Someone had taken his slow, sweet time marking her up.
My own hands snapped into tight fists, my knuckles cracking from the sudden, intense pressure, and the spider rune scars embedded deep in my own palms started itching and burning, almost as if someone was tracing over them with a tube of lipstick. The scars pounded in time with my heart, until I thought that blood was going to come bursting out of the marks, forced out by my own rage, disgust, horror, and shock.
Slowly, I forced myself to relax my fists, unclenching them one finger at a time, and my right hand crept up to the spider rune pendant hanging around my neck. It had been a present from Owen, one that I’d always loved wearing, along with the matching ring on my finger, a gift from Bria.
Until this moment.
Now the pendant felt as heavy as an anchor, dragging me down, down, down, and the ring was a circle of rot around my finger, spreading out to infect and destroy every single part of me. Just feeling the pendant and the ring touching my body, along with my Ice and Stone magic rippling through the surface of the silverstone jewelry, made me sick to my stomach again.
The spider rune pendant slipped through my cold, numb fingers and thumped against my chest, as hard as a sledgehammer beating against my heart, and I had to clench my hands into fists again to keep from ripping off the jewelry and trying to tear the scars out of my own palms.
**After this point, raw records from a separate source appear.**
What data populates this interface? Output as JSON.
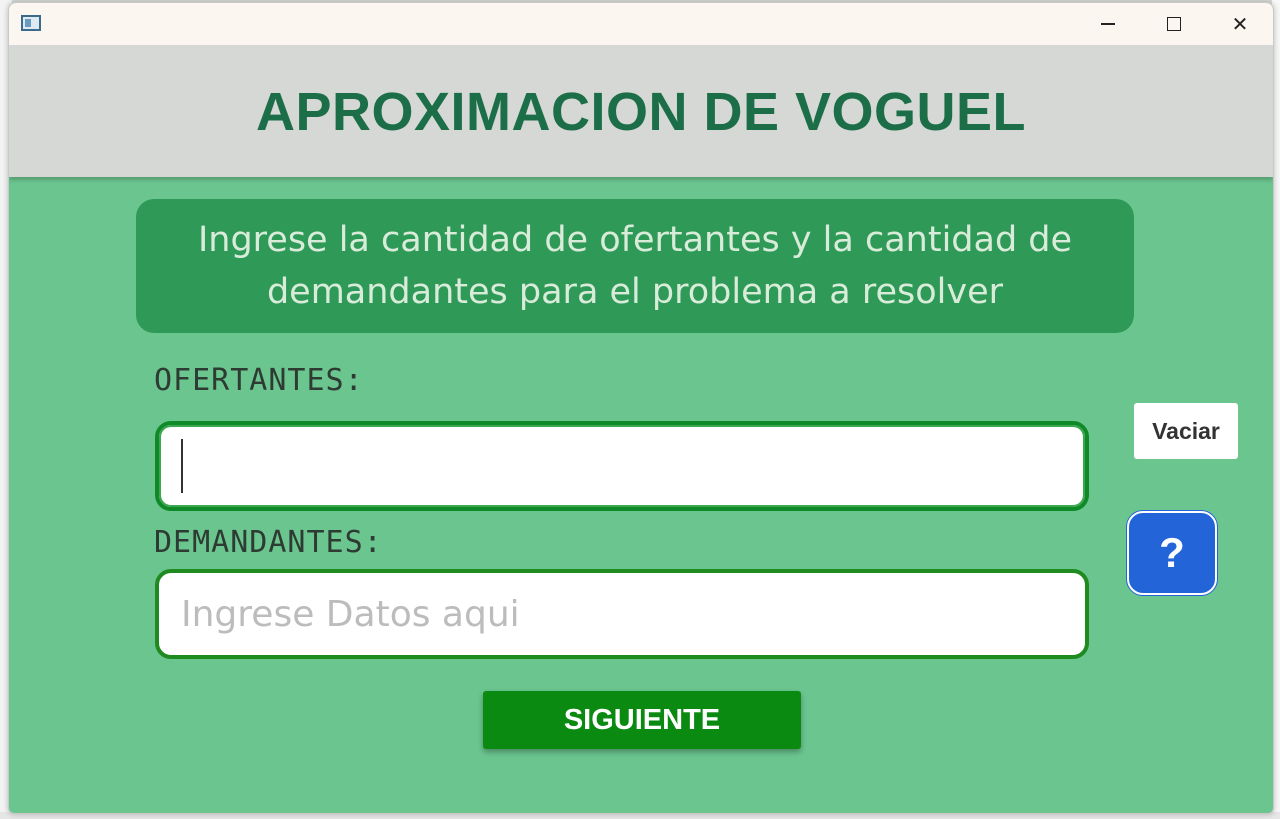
{
  "window": {
    "minimize_icon": "minimize-icon",
    "maximize_icon": "maximize-icon",
    "close_icon": "close-icon",
    "close_glyph": "✕"
  },
  "header": {
    "title": "APROXIMACION DE VOGUEL"
  },
  "instructions": {
    "text": "Ingrese la cantidad de ofertantes y la cantidad de demandantes para el problema a resolver"
  },
  "form": {
    "ofertantes_label": "OFERTANTES:",
    "ofertantes_value": "",
    "demandantes_label": "DEMANDANTES:",
    "demandantes_value": "",
    "demandantes_placeholder": "Ingrese Datos aqui"
  },
  "buttons": {
    "clear_label": "Vaciar",
    "help_label": "?",
    "next_label": "SIGUIENTE"
  },
  "colors": {
    "background": "#6bc58f",
    "header_bg": "#d5d8d5",
    "title": "#1c6e49",
    "instructions_bg": "#2f9a58",
    "next_button": "#0a8a10",
    "help_button": "#2364d8"
  }
}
“Gin?” Bria asked in a soft voice, cutting into my turbulent emotions. “Do you know her?”
I shook my head. “No. I’ve never seen her before. I’m sure of it. But the spider runes . . .” My voice trailed off, and it took me a moment to finish my thought. “They’re exactly like mine.”
Even though it was the very last thing that I wanted to do, I forced myself to uncurl my fists again and held out my hands, palms up, so that Bria and Ryan could see my scars. They both bent down, comparing the marks on the dead girl’s hands to the ones branded into my palms. I made myself keep my hands open, even though I felt completely exposed, as if I had been stripped naked and staked out in a public square for everyone to gawk at.
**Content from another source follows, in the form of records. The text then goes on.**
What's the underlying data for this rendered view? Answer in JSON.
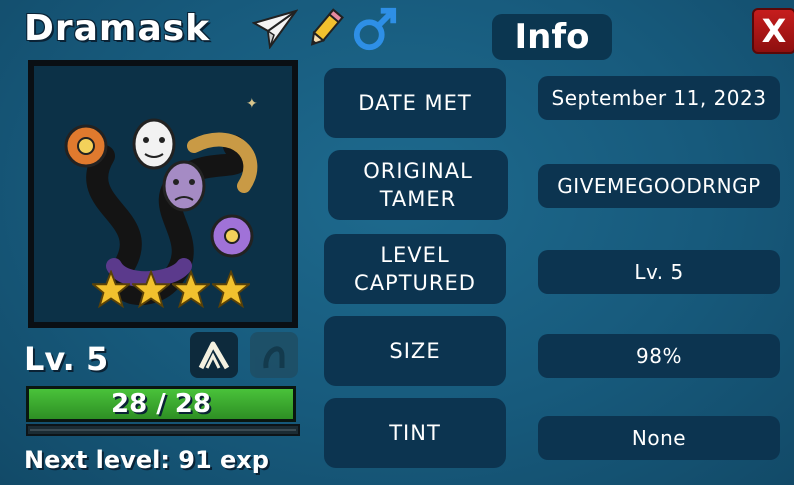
{
  "header": {
    "creature_name": "Dramask",
    "tab_label": "Info",
    "close_label": "X",
    "icons": [
      "paper-plane-icon",
      "pencil-icon",
      "male-symbol-icon"
    ]
  },
  "portrait": {
    "creature_art": "dramask-masks-creature",
    "star_rating": 4,
    "star_color": "#f2c12e"
  },
  "stats": {
    "level_text": "Lv. 5",
    "hp_text": "28 / 28",
    "hp_fraction": 1.0,
    "next_level_text": "Next level: 91 exp",
    "skill_icons": [
      "claw-skill-icon",
      "locked-skill-icon"
    ]
  },
  "info_rows": [
    {
      "label": "DATE MET",
      "value": "September 11, 2023"
    },
    {
      "label": "ORIGINAL TAMER",
      "value": "GIVEMEGOODRNGP"
    },
    {
      "label": "LEVEL CAPTURED",
      "value": "Lv. 5"
    },
    {
      "label": "SIZE",
      "value": "98%"
    },
    {
      "label": "TINT",
      "value": "None"
    }
  ],
  "colors": {
    "background": "#175a7c",
    "panel": "#0c3450",
    "hp_green": "#3ca830",
    "close_red": "#b51818",
    "male_blue": "#2e8fe6"
  }
}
After about a minute, Ryan straightened up and cleared his throat. “It would seem that whoever drew the runes on the girl is familiar with your actual scars. Or at the very least your pendant. You wear that necklace quite a bit, don’t you?”
“All the time now,” I muttered. “All the damn time now. Out in the open where everyone can see it. What a fucking fool I am.”
Ever since Owen had given it to me, I’d always been so proud of the pendant, since it was something from my childhood that I’d thought was lost forever. Even more than that, ever since I’d become head of the underworld, a small part of me had liked people knowing my symbol—and especially fearing it. I just never thought that someone would take my spider rune and do something so horribly sick and disgusting with it.
And I still couldn’t puzzle out what it really meant. If someone wanted to warn me that I was on their hit list, that they were coming for me, that they wanted me dead, there were far easier ways to do it. Why not spray-paint the symbol on the front door of the Pork Pit? Why not scratch it on the hood of my car while it was parked near the restaurant? Why not just burn it into the front lawn at Fletcher’s house, if they wanted to be truly dramatic?